At the end of William Stafford’s poem, “A Ritual To Read To Each Other,” the poet writes:
“For it is important that awake people be awake,
or a breaking line may discourage them back to sleep;
the signals we give–yes or no, or maybe–
should be clear: the darkness around us is deep.”
It is always interesting to see the friendships that writers form with each other. William Stafford had a notable friendship with Robert Bly, a fellow poet with a different personality but with a shared interest. In many ways, the two poets complemented each other nicely; Stafford tranquil and with an elegant simplicity, still waters running deep in the vein of Emily Dickinson, with Bly flowery and ornate like a more contemporary Whitman. Likewise, Stafford was shy and reflective, while Bly was outspoken and expansive. Yet the two made good friends because of their shared respect for each other and their shared love of poetry. Those who are creative and artistic often long for their art to be a part of a community, to have some kind of larger meaning and significance merely beyond our own selves.

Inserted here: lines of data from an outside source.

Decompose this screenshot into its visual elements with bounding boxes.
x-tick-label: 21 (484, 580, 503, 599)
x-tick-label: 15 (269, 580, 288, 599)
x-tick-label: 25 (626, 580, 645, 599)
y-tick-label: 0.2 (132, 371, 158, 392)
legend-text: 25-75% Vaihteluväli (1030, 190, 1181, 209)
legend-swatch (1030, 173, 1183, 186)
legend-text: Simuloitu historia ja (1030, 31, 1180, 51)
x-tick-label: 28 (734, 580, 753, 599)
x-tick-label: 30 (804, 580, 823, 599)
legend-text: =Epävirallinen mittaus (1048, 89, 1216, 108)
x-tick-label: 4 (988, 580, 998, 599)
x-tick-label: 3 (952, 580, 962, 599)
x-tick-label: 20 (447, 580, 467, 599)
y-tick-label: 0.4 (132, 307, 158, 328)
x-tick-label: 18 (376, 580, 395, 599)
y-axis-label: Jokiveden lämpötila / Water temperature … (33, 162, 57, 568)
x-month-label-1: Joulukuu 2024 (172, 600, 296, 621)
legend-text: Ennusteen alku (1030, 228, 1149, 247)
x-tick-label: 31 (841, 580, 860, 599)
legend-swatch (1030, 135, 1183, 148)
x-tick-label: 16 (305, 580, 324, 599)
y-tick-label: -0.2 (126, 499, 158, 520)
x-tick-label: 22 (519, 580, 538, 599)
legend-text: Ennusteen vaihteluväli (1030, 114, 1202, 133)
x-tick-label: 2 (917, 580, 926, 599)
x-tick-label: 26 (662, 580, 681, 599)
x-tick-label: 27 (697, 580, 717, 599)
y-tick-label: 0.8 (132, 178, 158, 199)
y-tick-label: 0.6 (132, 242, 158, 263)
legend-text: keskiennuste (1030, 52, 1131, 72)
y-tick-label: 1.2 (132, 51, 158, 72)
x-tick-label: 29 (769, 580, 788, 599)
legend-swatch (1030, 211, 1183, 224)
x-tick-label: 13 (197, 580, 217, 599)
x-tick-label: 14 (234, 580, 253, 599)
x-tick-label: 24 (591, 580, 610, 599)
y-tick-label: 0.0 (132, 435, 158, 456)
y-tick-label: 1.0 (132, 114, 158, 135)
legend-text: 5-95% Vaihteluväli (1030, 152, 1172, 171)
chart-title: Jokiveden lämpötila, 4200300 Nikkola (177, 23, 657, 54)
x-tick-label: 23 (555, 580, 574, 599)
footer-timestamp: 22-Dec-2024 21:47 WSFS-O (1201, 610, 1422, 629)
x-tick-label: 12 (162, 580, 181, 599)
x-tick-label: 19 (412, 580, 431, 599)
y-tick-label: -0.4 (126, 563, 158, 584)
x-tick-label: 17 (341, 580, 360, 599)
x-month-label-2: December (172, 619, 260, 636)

It is not an uncommon thing for creative people to desire the company and comradeship of other artists of like approach. One tends to find creative people as contemporaries who are also creative. David and Solomon had creative authors like Ethan and Heman the Ezrahites and Asaph, from among the Levites, all of whom composed among the most moving and enduring of biblical poems. William Shakespeare had Fletcher and Marlowe. Some artists, like the Hudson River School or the Pre-Raphaelites, are known for the groups that they were a part of, for their deep friendships and partnerships, which authors inspiring each other to new heights. In contrast to friends who serve to drag us down , these sorts of friends form a mutual appreciation and encouragement society but also provide thoughtful and reflective and honest commentary, as well as different perspectives that help to enrich our own views.

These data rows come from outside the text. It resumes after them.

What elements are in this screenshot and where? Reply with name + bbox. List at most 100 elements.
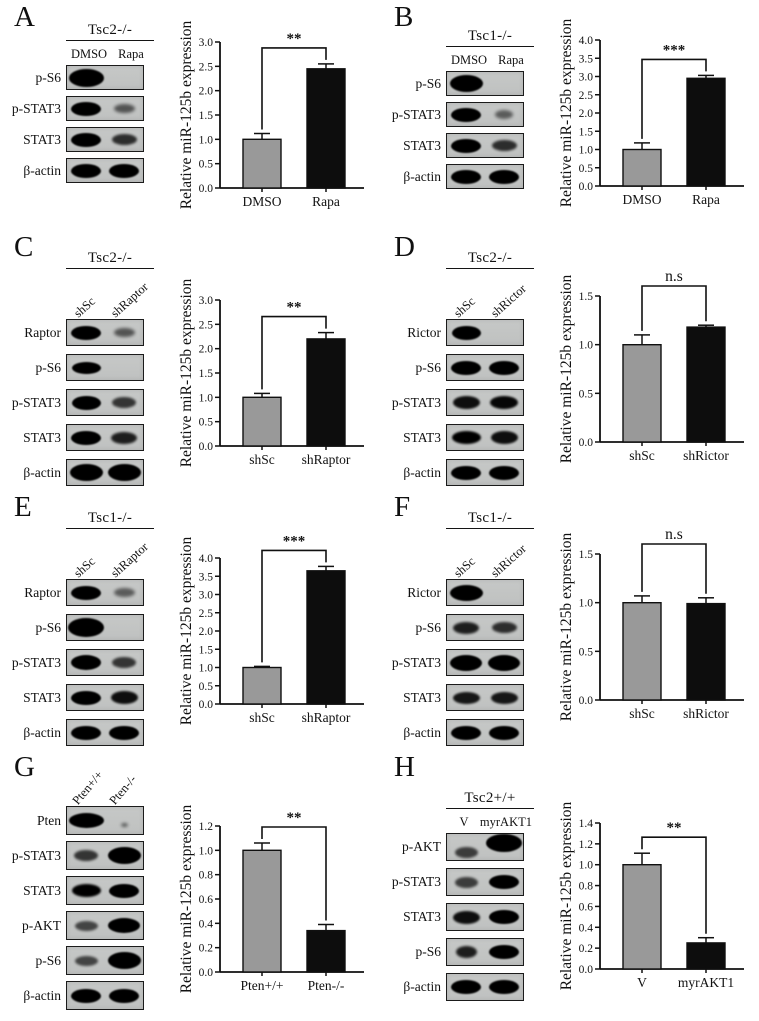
protein-band	[489, 465, 519, 480]
bar	[306, 338, 346, 447]
blot-lane	[447, 720, 485, 745]
lane-label: shSc	[450, 294, 478, 321]
protein-band	[68, 68, 104, 87]
bar	[686, 602, 726, 701]
bar-chart-svg: 0.0 0.2 0.4 0.6 0.8 1.0 1.2 1.4 V myrAKT1 ** Relati…	[558, 801, 744, 990]
protein-band	[74, 850, 98, 861]
y-tick-label: 2.0	[579, 108, 594, 120]
blot-lane	[485, 165, 523, 188]
protein-label: p-STAT3	[391, 654, 441, 670]
protein-band	[451, 360, 481, 375]
y-tick-label: 2.0	[199, 86, 214, 98]
y-tick-label: 3.5	[579, 53, 594, 65]
blot-lane	[105, 390, 143, 415]
blot-strip	[66, 579, 144, 606]
blot-strip	[446, 938, 524, 966]
panel-C: C Tsc2-/- shSc shRaptor Raptor p-S6 p-STAT3 ST…	[0, 230, 380, 490]
protein-band	[451, 169, 481, 184]
protein-band	[454, 876, 478, 888]
blot-lane	[105, 842, 143, 869]
y-tick-label: 3.5	[199, 571, 214, 583]
blot-lane	[447, 615, 485, 640]
y-tick-label: 0.4	[199, 918, 214, 930]
blot-strip	[446, 579, 524, 606]
lane-label: DMSO	[450, 53, 488, 67]
blot-row: β-actin	[6, 459, 166, 486]
western-blot-area: Pten+/+ Pten-/- Pten p-STAT3 STAT3 p-AKT p-S6 β…	[6, 754, 166, 1016]
y-tick-label: 1.0	[199, 392, 214, 404]
protein-band	[71, 988, 101, 1003]
blot-lane	[67, 877, 105, 904]
blot-lane	[105, 615, 143, 640]
blot-row: STAT3	[386, 424, 546, 451]
blot-lane	[485, 650, 523, 675]
blot-strip	[446, 102, 524, 127]
panel-letter-E: E	[14, 491, 32, 523]
blot-strip	[66, 981, 144, 1010]
blot-lane	[485, 939, 523, 965]
blot-row: p-STAT3	[386, 389, 546, 416]
protein-band	[107, 847, 141, 864]
blot-lane	[67, 390, 105, 415]
protein-band	[74, 955, 98, 966]
blot-lane	[447, 650, 485, 675]
y-tick-label: 0.0	[579, 695, 594, 707]
protein-band	[71, 585, 101, 600]
protein-label: p-S6	[35, 952, 61, 968]
lane-label: shRaptor	[107, 279, 151, 321]
blot-row: p-S6	[6, 354, 166, 381]
protein-label: p-S6	[415, 75, 441, 91]
blot-row: β-actin	[386, 164, 546, 189]
blot-lane	[67, 615, 105, 640]
protein-band	[74, 920, 98, 931]
protein-label: STAT3	[403, 429, 441, 445]
blot-lane	[447, 834, 485, 860]
y-tick-label: 0.2	[579, 943, 594, 955]
y-tick-label: 1.0	[579, 598, 594, 610]
lane-label: Pten-/-	[106, 772, 140, 808]
blot-lane	[105, 425, 143, 450]
panel-letter-G: G	[14, 751, 35, 783]
protein-label: p-S6	[415, 359, 441, 375]
blot-row: STAT3	[6, 684, 166, 711]
blot-lane	[447, 974, 485, 1000]
y-axis-title: Relative miR-125b expression	[178, 278, 195, 467]
lane-label: shSc	[450, 554, 478, 581]
bar	[686, 942, 726, 970]
protein-band	[120, 822, 128, 827]
y-axis-title: Relative miR-125b expression	[558, 18, 575, 207]
blot-lane	[67, 97, 105, 120]
protein-band	[489, 945, 519, 959]
blot-lane	[105, 947, 143, 974]
blot-lane	[67, 580, 105, 605]
blot-strip	[66, 127, 144, 152]
protein-band	[71, 132, 101, 147]
y-tick-label: 1.0	[199, 663, 214, 675]
protein-band	[451, 431, 481, 444]
western-blot-area: Tsc2-/- shSc shRaptor Raptor p-S6 p-STAT3 STAT…	[6, 250, 166, 494]
blot-row: p-S6	[386, 614, 546, 641]
blot-lane	[105, 912, 143, 939]
blot-lane	[447, 72, 485, 95]
bar-chart-svg: 0.0 0.5 1.0 1.5 2.0 2.5 3.0 3.5 4.0 DMSO Rapa *** Re…	[558, 18, 744, 207]
blot-strip	[66, 65, 144, 90]
blot-lane	[485, 974, 523, 1000]
y-tick-label: 0.5	[579, 646, 594, 658]
category-label: shSc	[629, 706, 655, 721]
lane-headers: shSc shRictor	[448, 535, 546, 581]
blot-lane	[485, 103, 523, 126]
y-tick-label: 3.0	[199, 37, 214, 49]
category-label: DMSO	[622, 192, 661, 207]
y-tick-label: 1.5	[199, 110, 214, 122]
y-tick-label: 0.6	[579, 901, 594, 913]
protein-label: STAT3	[403, 689, 441, 705]
blot-lane	[105, 685, 143, 710]
blot-row: p-STAT3	[386, 102, 546, 127]
y-tick-label: 0.0	[199, 183, 214, 195]
bar	[686, 77, 726, 187]
protein-band	[489, 910, 519, 924]
cell-line-title: Tsc2-/-	[467, 250, 513, 266]
protein-band	[71, 325, 101, 340]
title-underline	[446, 46, 534, 50]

As a writer, it is not surprising that I should have a lot of creative friends, whether they are creative in terms of music or writing or art. Although there are certain genres I am more familiar with and more comfortable with than others, I am in general appreciative of and sensitive to art in general, and that tends to lead to friends who share that same sort of artistic sensibility. There seems to be, at some level, some sort of community that is beneficial (and perhaps even necessary) to encourage great art. Sometimes this community is formed because of religious ties, professional association, location, or happenstance. Once a critical mass of people is thrown together with similar interests and inclinations and a desire to encourage each other and enjoy the research or creativity of others, then the end result is generally some sort of group or society, some hub that provides the infrastructure of shared creation.
On some fundamental level, though, this creativity depends on honesty and openness, not only to creating art from the experiences and meditations of life, but also to those people who are traveling with us along the highways and byways of life, an openness to their hopes and dreams, their fears and longings. It requires a willingness and an ability to express ourselves and to provide encouragement to others as we happen to, to share our vision and our worldview and to find a group of people whose judgment and perceptiveness we respect and appreciate. This is not always easy to find, but it is immensely worthwhile, for the darkness around us is deep, and to share the light with others makes a big difference in the lives that we live, an opportunity to improve the world that is precious and all too fragile.